Operators and hospitals can reduce costs by eliminating preventable complications such as renal failure or bleeding. Previously Cohen’s team had shown that renal failure can add more than $68,000 to a case, but it is relatively uncommon. Major bleeding, while less costly, is twice as frequent as renal failure and can tag on $3,238 to attributable costs.

Cohen cited research on a minimalist approach for elective TAVRs from Emory University Hospital in Atlanta. The team used a cardiac catheterization laboratory rather than a hybrid operating room, local anesthesia rather than general anesthesia, percutaneous access and closure, minimal conscious sedation and transthoracic echocardiography.

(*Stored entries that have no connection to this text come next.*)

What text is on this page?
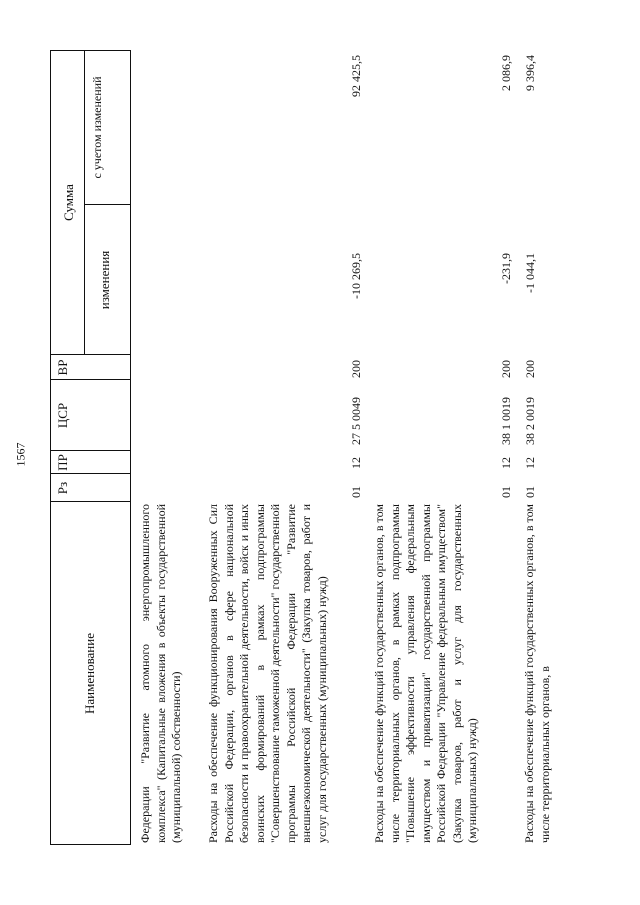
1567
Наименование
Рз
ПР
ЦСР
ВР
Сумма
изменения
с учетом изменений
Федерации "Развитие атомного энергопромышленного комплекса" (Капитальные вложения в объекты государственной (муниципальной) собственности) Расходы на обеспечение функционирования Вооруженных Сил Российской Федерации, органов в сфере национальной безопасности и правоохранительной деятельности, войск и иных воинских формирований в рамках подпрограммы "Совершенствование таможенной деятельности" государственной программы Российской Федерации "Развитие внешнеэкономической деятельности" (Закупка товаров, работ и услуг для государственных (муниципальных) нужд)
01
12
27 5 0049
200
-10 269,5
92 425,5
Расходы на обеспечение функций государственных органов, в том числе территориальных органов, в рамках подпрограммы "Повышение эффективности управления федеральным имуществом и приватизации" государственной программы Российской Федерации "Управление федеральным имуществом" (Закупка товаров, работ и услуг для государственных (муниципальных) нужд)
01
12
38 1 0019
200
-231,9
2 086,9
Расходы на обеспечение функций государственных органов, в том числе территориальных органов, в
01
12
38 2 0019
200
-1 044,1
9 396,4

Excluding the cost of the valve, they saved about $10,000 per case without compromising 30-day or one-year survival. “If you take the valve off the top of that, you can see they about halved the cost of the hospitalization by getting rid of all the bells and whistles that are not really required,” Cohen said.

Saint Luke’s Mid America initiated a minimalist approach for suitable patients in its TAVR program two months ago. Cohen added that his research group will collaborate with colleagues in the Multidisciplinary, Multimodality but Minimalist (3M) TAVR study to provide a cost-effectiveness analysis.